Seeing here we know that when high blood pressure meets coronary heart disease, the power of the two to damage your body will double.
So how should this situation be broken?
Reference value of Chinese average normal blood pressure
The guidelines for the prevention and treatment of hypertension in my country recommend that hypertensive patients with coronary heart disease should control their blood pressure below 140/90 mmHg. If tolerated, it can be reduced to below 130/80 mmHg, but diastolic blood pressure should not be reduced to below 60 mmHg. If it drops too low, insufficient coronary perfusion may occur, leading to cardiovascular events. In elderly patients with severe coronary artery stenosis, blood pressure should not be too low.
Commonly used clinical antihypertensive drugs:
1. β-receptor blocker (β-RB)
β-RB drugs can reduce myocardial contractility and cardiac output in hypertensive patients, thereby reducing peripheral blood volume and reducing systolic blood pressure.
Representative drugs are: atenolol, propranolol, metoprolol, etc.
2. Angiotensin Converting Enzyme Inhibitor (ACEI)
ACEI drugs can inhibit angiotensin-converting enzyme and promote the production of angiotensin Ⅱ to reduce vasodilation, so as to achieve the effect of drug lowering blood pressure.
Representative drugs are: captopril, benazepril, enalapril, etc.
3. Angiotensin Ⅱ receptor antagonist (ARB)
ARB drugs can improve the microcirculation perfusion, ensure the blood and oxygen supply of the myocardium, achieve the effect of lowering blood pressure, and reduce the incidence of adverse reactions of myocardial infarction.
Representative drugs are: Losartan, Valsartan, Irbesartan, etc.
4. Calcium ion antagonist (CCB)
CCB can significantly relax the vascular smooth muscle of patients with hypertension, reduce the peripheral resistance of blood vessels, and slow down arteriosclerosis to achieve the effect of lowering blood pressure.
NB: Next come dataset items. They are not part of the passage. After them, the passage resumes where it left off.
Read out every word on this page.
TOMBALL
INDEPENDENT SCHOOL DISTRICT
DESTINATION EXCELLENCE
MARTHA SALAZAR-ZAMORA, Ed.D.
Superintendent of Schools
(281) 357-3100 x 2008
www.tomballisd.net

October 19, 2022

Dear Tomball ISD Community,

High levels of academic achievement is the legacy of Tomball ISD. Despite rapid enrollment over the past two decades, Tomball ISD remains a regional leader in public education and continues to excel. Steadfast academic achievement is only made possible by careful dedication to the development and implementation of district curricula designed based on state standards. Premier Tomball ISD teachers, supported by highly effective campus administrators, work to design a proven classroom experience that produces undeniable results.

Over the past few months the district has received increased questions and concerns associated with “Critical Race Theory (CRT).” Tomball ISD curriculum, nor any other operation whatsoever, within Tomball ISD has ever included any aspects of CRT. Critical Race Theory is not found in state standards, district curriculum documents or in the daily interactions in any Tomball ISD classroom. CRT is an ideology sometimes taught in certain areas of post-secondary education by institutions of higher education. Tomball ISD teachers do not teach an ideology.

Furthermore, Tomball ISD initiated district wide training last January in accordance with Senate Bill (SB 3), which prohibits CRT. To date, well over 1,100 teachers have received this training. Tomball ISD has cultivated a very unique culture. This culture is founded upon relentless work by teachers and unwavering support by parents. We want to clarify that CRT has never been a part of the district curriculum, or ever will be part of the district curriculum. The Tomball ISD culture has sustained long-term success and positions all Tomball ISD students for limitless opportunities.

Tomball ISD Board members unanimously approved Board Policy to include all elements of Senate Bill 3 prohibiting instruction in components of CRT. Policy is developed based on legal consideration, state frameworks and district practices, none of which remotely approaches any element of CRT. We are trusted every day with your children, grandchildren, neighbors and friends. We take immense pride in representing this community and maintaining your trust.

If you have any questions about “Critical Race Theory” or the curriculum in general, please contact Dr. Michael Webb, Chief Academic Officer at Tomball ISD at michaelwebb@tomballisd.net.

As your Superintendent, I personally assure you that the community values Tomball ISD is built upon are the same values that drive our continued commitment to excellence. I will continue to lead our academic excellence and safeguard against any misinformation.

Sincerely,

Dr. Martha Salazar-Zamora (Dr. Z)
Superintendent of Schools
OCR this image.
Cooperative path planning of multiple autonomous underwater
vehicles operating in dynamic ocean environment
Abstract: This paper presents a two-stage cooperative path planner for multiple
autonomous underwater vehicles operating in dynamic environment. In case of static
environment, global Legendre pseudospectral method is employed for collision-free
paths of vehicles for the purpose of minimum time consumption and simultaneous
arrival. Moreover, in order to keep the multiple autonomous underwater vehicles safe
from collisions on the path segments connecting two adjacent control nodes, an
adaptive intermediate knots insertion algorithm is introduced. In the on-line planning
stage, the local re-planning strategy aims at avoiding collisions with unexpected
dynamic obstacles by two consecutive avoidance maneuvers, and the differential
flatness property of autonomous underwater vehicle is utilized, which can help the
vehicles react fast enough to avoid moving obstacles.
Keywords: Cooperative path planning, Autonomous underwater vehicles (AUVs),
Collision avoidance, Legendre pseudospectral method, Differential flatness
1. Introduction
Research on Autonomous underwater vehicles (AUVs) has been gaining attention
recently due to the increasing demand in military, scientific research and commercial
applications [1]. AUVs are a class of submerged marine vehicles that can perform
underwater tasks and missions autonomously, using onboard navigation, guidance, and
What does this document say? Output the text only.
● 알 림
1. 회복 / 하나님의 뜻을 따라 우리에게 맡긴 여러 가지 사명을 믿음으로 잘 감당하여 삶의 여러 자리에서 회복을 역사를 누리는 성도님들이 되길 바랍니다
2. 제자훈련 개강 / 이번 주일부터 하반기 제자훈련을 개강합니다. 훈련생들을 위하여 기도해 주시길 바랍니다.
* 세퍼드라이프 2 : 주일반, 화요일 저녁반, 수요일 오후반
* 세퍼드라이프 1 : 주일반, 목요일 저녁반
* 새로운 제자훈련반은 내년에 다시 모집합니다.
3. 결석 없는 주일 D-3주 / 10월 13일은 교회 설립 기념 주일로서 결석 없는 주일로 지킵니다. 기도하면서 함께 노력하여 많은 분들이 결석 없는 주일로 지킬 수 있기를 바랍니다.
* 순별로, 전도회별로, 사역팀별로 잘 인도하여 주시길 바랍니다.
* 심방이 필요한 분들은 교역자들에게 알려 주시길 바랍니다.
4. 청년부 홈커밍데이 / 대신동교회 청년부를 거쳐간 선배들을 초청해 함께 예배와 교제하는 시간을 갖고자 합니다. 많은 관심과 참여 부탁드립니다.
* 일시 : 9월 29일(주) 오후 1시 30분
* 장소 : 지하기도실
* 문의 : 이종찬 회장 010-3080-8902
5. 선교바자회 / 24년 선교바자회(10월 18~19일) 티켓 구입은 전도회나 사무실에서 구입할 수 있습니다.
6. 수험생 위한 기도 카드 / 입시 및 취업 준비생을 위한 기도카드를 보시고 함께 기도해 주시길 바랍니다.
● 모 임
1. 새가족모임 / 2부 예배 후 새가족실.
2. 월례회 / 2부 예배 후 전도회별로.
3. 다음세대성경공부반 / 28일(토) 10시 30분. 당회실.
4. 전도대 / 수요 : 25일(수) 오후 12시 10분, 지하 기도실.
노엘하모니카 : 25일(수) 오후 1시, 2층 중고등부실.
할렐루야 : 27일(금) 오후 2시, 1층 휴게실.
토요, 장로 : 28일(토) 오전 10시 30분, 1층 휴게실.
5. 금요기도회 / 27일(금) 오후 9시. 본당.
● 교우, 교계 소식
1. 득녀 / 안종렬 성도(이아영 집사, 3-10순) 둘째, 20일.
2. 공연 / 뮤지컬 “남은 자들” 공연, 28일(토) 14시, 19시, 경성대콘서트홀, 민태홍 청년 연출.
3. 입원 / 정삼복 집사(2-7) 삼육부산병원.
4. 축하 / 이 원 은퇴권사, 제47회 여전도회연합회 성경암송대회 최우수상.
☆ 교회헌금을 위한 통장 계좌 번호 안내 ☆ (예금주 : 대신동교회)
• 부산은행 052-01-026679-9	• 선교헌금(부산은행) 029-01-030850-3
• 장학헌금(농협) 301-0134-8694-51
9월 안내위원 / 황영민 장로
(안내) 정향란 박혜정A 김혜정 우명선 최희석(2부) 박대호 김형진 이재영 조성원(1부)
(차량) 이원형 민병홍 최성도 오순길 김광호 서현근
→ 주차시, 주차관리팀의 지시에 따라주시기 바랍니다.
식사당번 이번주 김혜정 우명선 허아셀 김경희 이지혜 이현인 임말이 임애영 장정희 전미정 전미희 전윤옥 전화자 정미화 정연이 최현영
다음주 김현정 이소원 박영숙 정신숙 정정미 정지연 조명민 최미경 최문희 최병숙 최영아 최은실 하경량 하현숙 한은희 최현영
Representative drugs: felodipine, nifedipine, lacidipine, etc.
5. Diuretics (DA)
DA drugs reduce ventricular end-diastolic volume to achieve the effect of lowering blood pressure.
Representative drugs: furosemide, etanyl acid, bumetanide, etc.
Different combination types = different drug choices
Note: RAS: renin-angiotensin system; SBP: systolic blood pressure; DBP: diastolic blood pressure
1. Hypertension and stable angina
Beta blockers and CCB drugs are preferred, which can reduce myocardial oxygen consumption and reduce angina pectoris. When blood pressure control is not ideal, use ACEI/ARB and diuretics in combination.
2. Hypertension combined with non-ST-segment elevation acute coronary syndrome
Beta blockers and CCB drugs are preferred. When blood pressure control is not ideal, RAS inhibitors and diuretics can be used in combination. When angina pectoris is considered to have vasospasm factors, in order to avoid inducing coronary artery spasm, high-dose β-blockers should not be used
3. Hypertension with acute ST-segment elevation myocardial infarction
Beta blockers and RAS inhibitors are preferred. Long-term use after myocardial infarction as secondary prevention can significantly improve the long-term prognosis of patients. Those without contraindications should be used early. When blood pressure control is not ideal, CCB and diuretics can be combined .
In fact, in daily life, as long as we pay more attention to blood pressure monitoring and choose the correct antihypertensive drugs, it is difficult for the "brothers" of hypertension and coronary heart disease to get together and make waves.